Suppose that you wanted to mergesort the following array:

6 3 7 1 2 8 5 4

We would begin by dividing the array in half, with the first four elements being in the left half and the last four elements being in the right half.

6 3 7 1 2 8 5 4
left right

We would then recursively mergesort the two halves. Let's fast-forward to the point where that's done. Here's what we would have at that point:

1 3 6 7 2 4 5 8
left right

Just as the partitioning algorithm was the most important part of quicksort, the merging algorithm is the most important part of mergesort; the merging is where the work is actually done. So how do we merge these two halves into a sorted whole? The answer is to use two counters, one pointing to an element in the left half, and another pointing to an element in the right.

i
j
1 3 6 7 2 4 5 8
left right

At each step, we'll want to decide which element is smaller, the ith or the jth. That will be the next element in our final sorted order. The problem is that we're going to need an extra array to move the answers into.

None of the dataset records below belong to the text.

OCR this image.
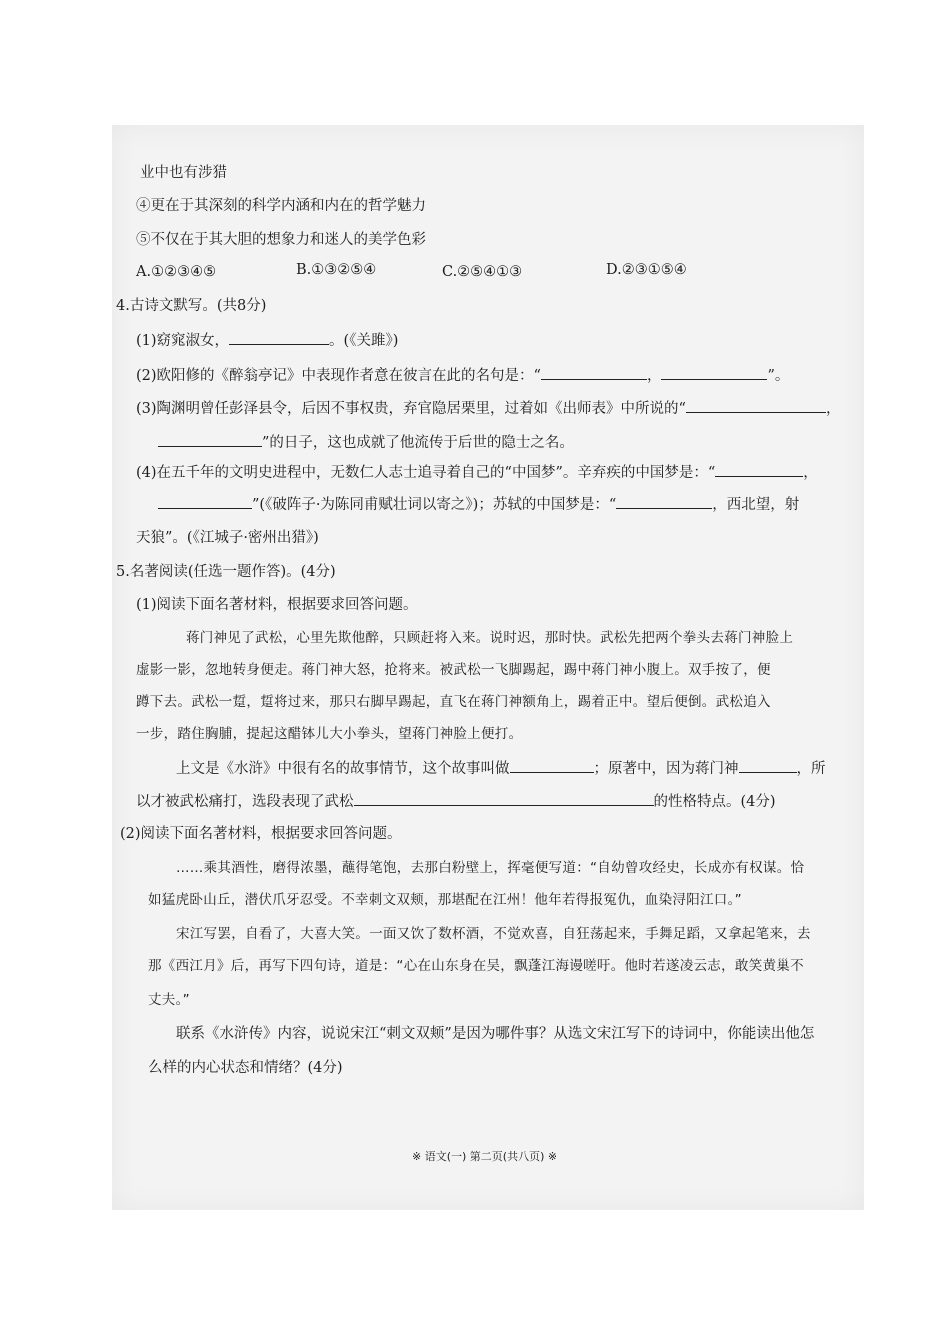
业中也有涉猎
④更在于其深刻的科学内涵和内在的哲学魅力
⑤不仅在于其大胆的想象力和迷人的美学色彩
A.①②③④⑤	B.①③②⑤④	C.②⑤④①③	D.②③①⑤④
4.古诗文默写。(共8分)
(1)窈窕淑女，	。(《关雎》)
(2)欧阳修的《醉翁亭记》中表现作者意在彼言在此的名句是：“	，	”。
(3)陶渊明曾任彭泽县令，后因不事权贵，弃官隐居栗里，过着如《出师表》中所说的“	，
”的日子，这也成就了他流传于后世的隐士之名。
(4)在五千年的文明史进程中，无数仁人志士追寻着自己的“中国梦”。辛弃疾的中国梦是：“	，
”(《破阵子·为陈同甫赋壮词以寄之》)；苏轼的中国梦是：“	，西北望，射
天狼”。(《江城子·密州出猎》)
5.名著阅读(任选一题作答)。(4分)
(1)阅读下面名著材料，根据要求回答问题。
蒋门神见了武松，心里先欺他醉，只顾赶将入来。说时迟，那时快。武松先把两个拳头去蒋门神脸上
虚影一影，忽地转身便走。蒋门神大怒，抢将来。被武松一飞脚踢起，踢中蒋门神小腹上。双手按了，便
蹲下去。武松一踅，踅将过来，那只右脚早踢起，直飞在蒋门神额角上，踢着正中。望后便倒。武松追入
一步，踏住胸脯，提起这醋钵儿大小拳头，望蒋门神脸上便打。
上文是《水浒》中很有名的故事情节，这个故事叫做	；原著中，因为蒋门神	，所
以才被武松痛打，选段表现了武松	的性格特点。(4分)
(2)阅读下面名著材料，根据要求回答问题。
……乘其酒性，磨得浓墨，蘸得笔饱，去那白粉壁上，挥毫便写道：“自幼曾攻经史，长成亦有权谋。恰
如猛虎卧山丘，潜伏爪牙忍受。不幸刺文双颊，那堪配在江州！他年若得报冤仇，血染浔阳江口。”
宋江写罢，自看了，大喜大笑。一面又饮了数杯酒，不觉欢喜，自狂荡起来，手舞足蹈，又拿起笔来，去
那《西江月》后，再写下四句诗，道是：“心在山东身在吴，飘蓬江海谩嗟吁。他时若遂凌云志，敢笑黄巢不
丈夫。”
联系《水浒传》内容，说说宋江“刺文双颊”是因为哪件事？从选文宋江写下的诗词中，你能读出他怎
么样的内心状态和情绪？(4分)
※ 语文(一) 第二页(共八页) ※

Initially, i points to the element 1 and j points to the element 2. 1 is smaller, so we'll move 1 into our merged array and then move i forward.

i
j
  3 6 7 2 4 5 8
left right
1

Next, we'll do the same with 2.

i
j
  3 6 7   4 5 8
left right
1 2

The merging operation continues in this fashion until all of the elements have been moved into the merged array. At this point, they can be moved back — or there are clever implementations that swap back and forth between multiple arrays to avoid some of this overhead.

Analysis

One thing to realize right away about mergesort is that there is no best or worst case. This algorithm does the same amount of work regardless; whether the array is sorted already, reverse-sorted already, or a random mish-mash of elements, the dividing and merging processes are always the same.

Merging n elements — two sorted halves of size n / 2 — together takes Θ(n) time. At each step, we choose an element from one half or the other, which can be done in Θ(1) time; there are a total of n steps required.

But, of course, we have to do more than one merge. So how much time do we spend? A recurrence can be used to capture the idea:

T(1) = 0
T(n) = n + 2T(n / 2)

Note that this is the same as the best-case time required to perform a quicksort. The total time required would be Θ(n log n).

Because of the need for the extra array used in merging, mergesort is not an in-place algorithm. However, it is a stable algorithm, as long as we always prefer an element in the left partition over an element in the right partition when we're merging and the two elements we're looking at are equivalent.

One way that mergesort excels is in situations where accessing elements sequentially is beneficial. Mergesort, for example, can be used quite nicely to sort very large collections of information stored on disk for this reason, because disks tend to perform much better when you access their data in sequence.